Southern New England Telecommunications Corporation
- Company type: Subsidiary
- Industry: Telecommunications
- Founded: 1986; 40 years ago
- Defunct: 2006
- Successor: AT&T Teleholdings Frontier Communications of Connecticut
- Headquarters: New Haven, Connecticut, United States
- Products: Local Telephone Service
- Parent: AT&T (1998–2006)

= Southern New England Telecommunications =

American telecommunications company

Southern New England Telecommunications Corporation (SNET) started operations in 1986 as the holding company for the Southern New England Telephone Company, the dominant local phone carrier in Connecticut, which had been a minority holding of AT&T until February 1986, when AT&T sold its 23% ownership. SNET then became its own company, operating a telecommunications sales division, Sonecor Systems Division, which began operations on January 1, 1983, and sold equipment in competition with AT&T before the Bell System divestiture. SNET also operated SNET America, which sold long-distance services to Southern New England Telephone customers within Connecticut.

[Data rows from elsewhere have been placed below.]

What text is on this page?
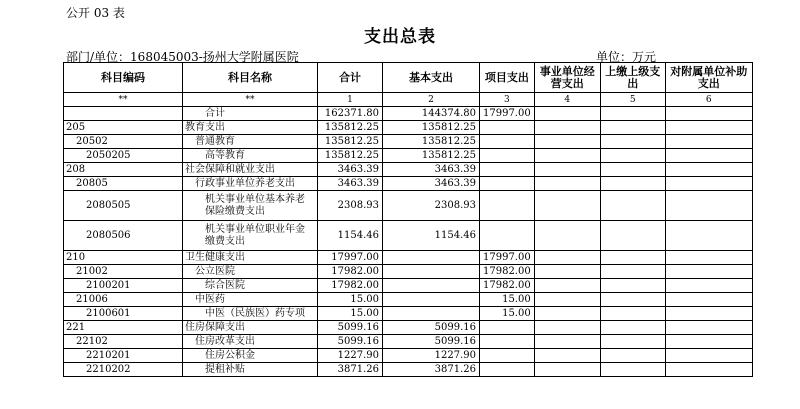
公开 03 表
支出总表
部门/单位：168045003-扬州大学附属医院	单位：万元
科目编码	科目名称	合计	基本支出	项目支出	事业单位经营支出	上缴上级支出	对附属单位补助支出
**	**	1	2	3	4	5	6
	合计	162371.80	144374.80	17997.00			
205	教育支出	135812.25	135812.25				
20502	普通教育	135812.25	135812.25				
2050205	高等教育	135812.25	135812.25				
208	社会保障和就业支出	3463.39	3463.39				
20805	行政事业单位养老支出	3463.39	3463.39				
2080505	机关事业单位基本养老保险缴费支出	2308.93	2308.93				
2080506	机关事业单位职业年金缴费支出	1154.46	1154.46				
210	卫生健康支出	17997.00		17997.00			
21002	公立医院	17982.00		17982.00			
2100201	综合医院	17982.00		17982.00			
21006	中医药	15.00		15.00			
2100601	中医（民族医）药专项	15.00		15.00			
221	住房保障支出	5099.16	5099.16				
22102	住房改革支出	5099.16	5099.16				
2210201	住房公积金	1227.90	1227.90				
2210202	提租补贴	3871.26	3871.26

Under threats of a hostile takeover, Southern New England Telephone underwent a restructuring in 1986, creating Southern New England Telecommunications as the holding company of SNET and its related businesses.

Southern New England Telecommunications was acquired by SBC Communications in 1998.

SNET Corporation was merged into AT&T Teleholdings, formerly Ameritech, in 2006 and ceased to exist.

==Sale of former assets==
On December 17, 2013, AT&T announced plans to sell the former subsidiaries of SNET, The Southern New England Telephone Company and long-distance subsidiary SNET America, to Frontier Communications for $2 billion. The transaction closed on October 25, 2014.

On September 5, 2024, Verizon announced its intent to acquire Frontier for $20 billion, in a move to expand its fiber internet services. The acquisition was approved by Frontier shareholders in November 2024. On May 16, 2025, the Federal Communications Commission approved the acquisition.